Когда она чувствовала приближение приступа, четыре постукивания средним пальцем по ладони, четыре удара костяшкой по двери, косяку, столу или любой другой деревянной поверхности (непременно должно быть дерево), и по телу мгновенно прокатывала волна облегчения. Когда же приступ было уже не остановить, наползали муторная тошнота, слабость, распространяющиеся от солнечного сплетения и отдающие в ноги, тяжелой грязной ватой распирали голову, она стучала четыре раза по четыре, и еще четыре раза по четыре, и еще, и еще, пока неведомый тумблер внутри нее не перещелкивал, возвещая о временном освобождении.
Со временем система ритуалов так усложнилась, что Полина сама путалась и замирала в нерешительности, что ей следует сделать сначала: отбить четверти по ладони и еще четверти или сразу прибегать к тяжелой артиллерии: выстукивать ряды и ряды четверок, пока не заболит рука. Иногда ее накрывало в автобусе, на улице или у школьной доски, и тогда ей приходилось прятать руку так, чтобы можно было добраться до спасительного места, где она сможет безопасно отстучать все необходимые четверки, унимая жестокую пляску тревоги и ужаса внутри нее. Четверки помогали, но ненадолго, и Полина пребывала в постоянном напряжении. Утром она просыпалась, шла умываться, чистить зубы, ловила в зеркале взгляд своих запавших глаз – и снова в животе закручивалась спираль страха. Она стучала и стучала в дверной косяк, деревянную ручку щетки для волос, пока недовольная мать не начинала ломиться в ванную: «Что ты там застряла? Я на работу опаздываю».
Приближалось лето. После отъезда бабушки Полину обычно определяли летом в лагерь, где она проводила две смены, а в августе вся семья отправлялась в Анапу. Полина не любила ездить в лагерь: раздражала невозможность побыть одной, бесконечный ночной треп соседок по комнате, обязательная зарядка, отвратительная еда, особенно прилипшая к тарелке холодная каша с куском желтого масла по утрам, вечерние сборища у костра под звон настырно зудящих комаров. Обычно с ней ездила Оля Гореликова, и Полина была готова мириться с лагерными неудобствами, но этим летом родители отправляли Олю в Саратовскую область к дальней родне, и Полина, проявив несвойственную ей строптивость, наотрез отказалась от путевки.
– И что собираешься делать? – кричала мать. – Кто с тобой будет нянькаться? Мы с отцом целыми днями на работе.
– А давай ее к Грише пошлем, – вступил отец.
– Ребенка? Одного на два дня в поезде? Ты с ума сошел, что ли? – вытаращилась мать.
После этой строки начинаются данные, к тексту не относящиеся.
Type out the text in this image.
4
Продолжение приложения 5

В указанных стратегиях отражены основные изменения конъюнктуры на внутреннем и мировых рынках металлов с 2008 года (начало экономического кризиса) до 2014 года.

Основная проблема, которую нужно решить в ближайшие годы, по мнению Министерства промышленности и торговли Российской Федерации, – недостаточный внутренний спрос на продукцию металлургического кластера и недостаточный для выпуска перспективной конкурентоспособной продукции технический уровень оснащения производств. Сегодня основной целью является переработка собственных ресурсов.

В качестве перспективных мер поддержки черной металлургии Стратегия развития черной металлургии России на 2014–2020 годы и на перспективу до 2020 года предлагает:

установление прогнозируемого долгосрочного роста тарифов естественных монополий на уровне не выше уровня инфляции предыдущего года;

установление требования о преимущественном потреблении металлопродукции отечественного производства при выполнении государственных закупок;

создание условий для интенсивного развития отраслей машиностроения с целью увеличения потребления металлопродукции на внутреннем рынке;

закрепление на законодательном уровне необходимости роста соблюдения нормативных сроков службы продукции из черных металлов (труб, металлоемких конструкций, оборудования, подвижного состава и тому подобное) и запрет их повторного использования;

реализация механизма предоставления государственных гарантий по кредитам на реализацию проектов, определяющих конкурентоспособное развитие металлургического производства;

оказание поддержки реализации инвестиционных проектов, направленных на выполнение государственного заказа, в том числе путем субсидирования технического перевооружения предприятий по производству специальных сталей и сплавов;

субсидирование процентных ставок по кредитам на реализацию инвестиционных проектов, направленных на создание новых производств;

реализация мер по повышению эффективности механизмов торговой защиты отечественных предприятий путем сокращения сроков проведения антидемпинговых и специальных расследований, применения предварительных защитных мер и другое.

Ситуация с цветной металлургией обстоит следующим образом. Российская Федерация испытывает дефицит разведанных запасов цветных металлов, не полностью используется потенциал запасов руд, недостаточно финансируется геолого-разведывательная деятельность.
– Я, между прочим, еще младше был, когда один ездил, – дипломатично заметил отец.
– Тогда время другое было, забыл? – еще пуще разъярилась мать.
– Мам, не переживай, я книжки буду читать… из школьной программы, – прошелестела Полина. – Математикой заниматься…
– Математикой, – фыркнула мать. – В Интернете будет зависать, собьет режим, окончательно испортит глаза – вот чем она будет заниматься.
Начало лета было холодным, лили непрерывные дожди. Полина маялась от одиночества и невозможности пойти на улицу. Она добросовестно прочла несколько книг из списка литературы, и у каждого из описанных героев русской классики находила симптомы психических расстройств.
«Шизофрения? Пограничное расстройство личности? – перелистывала она «Преступление и наказание».
«Наверное, депрессия», – решила она, захлопывая «Анну Каренину».
У нее действительно болели глаза от бесконечного чтения сайтов с описанием заболеваний. Она уже знала, что преследующие ее приступы называются короткой аббревиатурой ОКР.
О-К-Р, всего три звука, – а хотелось бы четыре, – «обсессивно – компульсивное расстройство».